In my new normal, I made the decision to go back to college to complete a degree. I think I needed to focus on purpose and direction. Katrina bombarded me with the realization of how fleeting and fragile our lives are, so that inspired my decision. So as I carried on with my new normal, the story never stopped playing in my mind. However, in part because of my adapted, busy routine, it took me years to get back to actively writing. I started seriously doing it again around 2012, when I came up with the Beatles-inspired linked short stories that I self-published in 2014, Rain Clouds and Waterfalls. Now that I had forayed into the indie author world, I wanted to continue. Actually it was more than wanting to continue – I had a need, a compulsion, to continue putting my work out there. While I had no digital or physical copy of my beginning chapters of Beneath the Shady Tree, I had kept most of it in my head.

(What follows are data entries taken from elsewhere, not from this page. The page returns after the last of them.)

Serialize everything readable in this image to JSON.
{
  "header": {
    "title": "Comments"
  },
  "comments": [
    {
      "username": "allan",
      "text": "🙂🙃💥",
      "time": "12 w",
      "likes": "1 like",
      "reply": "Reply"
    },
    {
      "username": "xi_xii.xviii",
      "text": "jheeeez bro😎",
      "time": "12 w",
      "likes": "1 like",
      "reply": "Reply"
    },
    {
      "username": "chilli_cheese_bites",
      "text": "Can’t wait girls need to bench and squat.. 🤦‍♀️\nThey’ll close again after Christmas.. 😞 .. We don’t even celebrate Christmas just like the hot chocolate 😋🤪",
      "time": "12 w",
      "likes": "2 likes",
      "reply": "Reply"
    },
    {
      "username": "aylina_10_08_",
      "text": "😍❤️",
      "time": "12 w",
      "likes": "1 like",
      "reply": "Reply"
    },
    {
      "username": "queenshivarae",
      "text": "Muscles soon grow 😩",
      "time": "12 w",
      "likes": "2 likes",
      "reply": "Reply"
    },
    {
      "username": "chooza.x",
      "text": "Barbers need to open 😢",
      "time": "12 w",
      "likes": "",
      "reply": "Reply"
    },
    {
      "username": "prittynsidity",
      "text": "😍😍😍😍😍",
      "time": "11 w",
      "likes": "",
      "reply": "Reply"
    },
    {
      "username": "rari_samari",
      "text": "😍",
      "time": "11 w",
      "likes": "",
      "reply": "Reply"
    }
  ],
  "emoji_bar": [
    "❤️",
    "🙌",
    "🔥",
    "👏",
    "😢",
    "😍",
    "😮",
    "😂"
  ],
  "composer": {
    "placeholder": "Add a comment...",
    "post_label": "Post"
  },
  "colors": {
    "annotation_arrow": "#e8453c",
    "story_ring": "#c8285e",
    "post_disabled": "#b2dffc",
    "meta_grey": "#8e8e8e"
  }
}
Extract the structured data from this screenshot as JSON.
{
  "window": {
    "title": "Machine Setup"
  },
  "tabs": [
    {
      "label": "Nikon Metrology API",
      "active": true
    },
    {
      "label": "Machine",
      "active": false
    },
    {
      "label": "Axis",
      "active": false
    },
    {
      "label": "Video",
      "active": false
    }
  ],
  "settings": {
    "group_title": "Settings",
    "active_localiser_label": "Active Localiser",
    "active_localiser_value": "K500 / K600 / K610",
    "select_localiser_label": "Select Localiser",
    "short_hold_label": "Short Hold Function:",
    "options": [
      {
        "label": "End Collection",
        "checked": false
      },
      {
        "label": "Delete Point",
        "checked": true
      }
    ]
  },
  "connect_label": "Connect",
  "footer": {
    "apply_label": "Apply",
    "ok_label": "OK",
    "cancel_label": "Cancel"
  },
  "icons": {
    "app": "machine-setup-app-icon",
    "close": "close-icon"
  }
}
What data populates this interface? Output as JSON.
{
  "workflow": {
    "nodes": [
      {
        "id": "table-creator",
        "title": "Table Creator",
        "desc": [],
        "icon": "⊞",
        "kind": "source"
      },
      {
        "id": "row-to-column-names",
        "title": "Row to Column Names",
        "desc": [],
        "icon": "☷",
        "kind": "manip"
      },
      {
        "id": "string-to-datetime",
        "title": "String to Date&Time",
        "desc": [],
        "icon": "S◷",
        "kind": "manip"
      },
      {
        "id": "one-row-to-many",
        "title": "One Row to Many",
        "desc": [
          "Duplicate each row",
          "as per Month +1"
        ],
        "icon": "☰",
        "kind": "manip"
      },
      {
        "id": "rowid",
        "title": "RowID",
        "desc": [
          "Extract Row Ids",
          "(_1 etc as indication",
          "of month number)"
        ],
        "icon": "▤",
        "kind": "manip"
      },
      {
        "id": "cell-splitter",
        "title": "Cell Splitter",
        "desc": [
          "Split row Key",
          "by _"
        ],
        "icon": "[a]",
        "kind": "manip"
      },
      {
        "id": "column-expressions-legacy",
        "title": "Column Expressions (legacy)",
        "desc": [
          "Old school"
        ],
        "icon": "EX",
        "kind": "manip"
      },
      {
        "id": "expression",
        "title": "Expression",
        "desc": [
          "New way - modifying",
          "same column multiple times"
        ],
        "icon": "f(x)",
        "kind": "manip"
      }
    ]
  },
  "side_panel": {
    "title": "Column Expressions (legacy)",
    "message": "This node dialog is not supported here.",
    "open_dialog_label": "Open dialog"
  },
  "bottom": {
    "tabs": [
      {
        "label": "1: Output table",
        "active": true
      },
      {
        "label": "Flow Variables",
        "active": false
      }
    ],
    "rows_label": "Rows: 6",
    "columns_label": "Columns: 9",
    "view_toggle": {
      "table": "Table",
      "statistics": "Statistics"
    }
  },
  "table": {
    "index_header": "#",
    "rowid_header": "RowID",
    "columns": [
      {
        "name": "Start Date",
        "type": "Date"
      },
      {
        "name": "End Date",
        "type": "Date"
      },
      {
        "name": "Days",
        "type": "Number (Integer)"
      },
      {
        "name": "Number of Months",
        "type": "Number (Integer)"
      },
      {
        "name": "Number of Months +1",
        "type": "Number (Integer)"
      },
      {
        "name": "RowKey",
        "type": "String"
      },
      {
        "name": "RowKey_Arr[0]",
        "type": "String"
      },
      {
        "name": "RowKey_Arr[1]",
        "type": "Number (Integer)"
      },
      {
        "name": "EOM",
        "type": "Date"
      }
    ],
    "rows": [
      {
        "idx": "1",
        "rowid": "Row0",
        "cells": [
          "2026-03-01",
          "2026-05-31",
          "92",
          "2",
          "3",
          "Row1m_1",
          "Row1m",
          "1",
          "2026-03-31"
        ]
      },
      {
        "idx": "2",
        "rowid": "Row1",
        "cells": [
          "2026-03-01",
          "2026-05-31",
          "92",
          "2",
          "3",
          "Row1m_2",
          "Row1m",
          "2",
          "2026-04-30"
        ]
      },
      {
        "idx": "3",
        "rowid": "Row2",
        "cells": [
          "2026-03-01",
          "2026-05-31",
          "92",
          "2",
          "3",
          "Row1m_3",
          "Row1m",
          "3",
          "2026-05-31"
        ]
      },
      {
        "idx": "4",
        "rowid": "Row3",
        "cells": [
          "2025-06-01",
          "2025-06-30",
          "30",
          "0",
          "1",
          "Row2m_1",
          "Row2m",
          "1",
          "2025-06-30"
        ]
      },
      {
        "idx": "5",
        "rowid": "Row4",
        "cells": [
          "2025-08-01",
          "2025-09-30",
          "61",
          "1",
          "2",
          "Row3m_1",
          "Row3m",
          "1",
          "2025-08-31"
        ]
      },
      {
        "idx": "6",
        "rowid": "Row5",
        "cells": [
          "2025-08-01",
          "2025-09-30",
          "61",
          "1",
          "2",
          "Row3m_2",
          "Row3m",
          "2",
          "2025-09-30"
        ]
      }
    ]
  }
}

The basic story structure and main characters remained the same. I had gotten to know them quite well since Katrina! I hope this winding journey of “Beneath” has served it well. I know I enjoyed creating it, writing it, and carrying it around with me for such a long time.
3 comments
just as sometimes the novel itself takes unexpected path, or even a hard right or left turn
It is so admirable that you were able to move beyond the tragic consequences of Katrina and return to college, get a degree, adapt to your “new normal,” and write Beneath the Shady Tree, your second novel, by remembering the beginning chapters after the digital or physical copies had been destroyed in Katrina. What a testimony to your spirit and writer’s passion.
Thanks, Piper. Katrina pulled me to Baton Rouge as a volunteer from Iowa with the Red Cross. I helped for mere weeks, but I did glimpse how people’s lives changed so drastically. Thanks for sharing your story. Nice to see the good that can come out of devastation. Congratulations on your newest novel!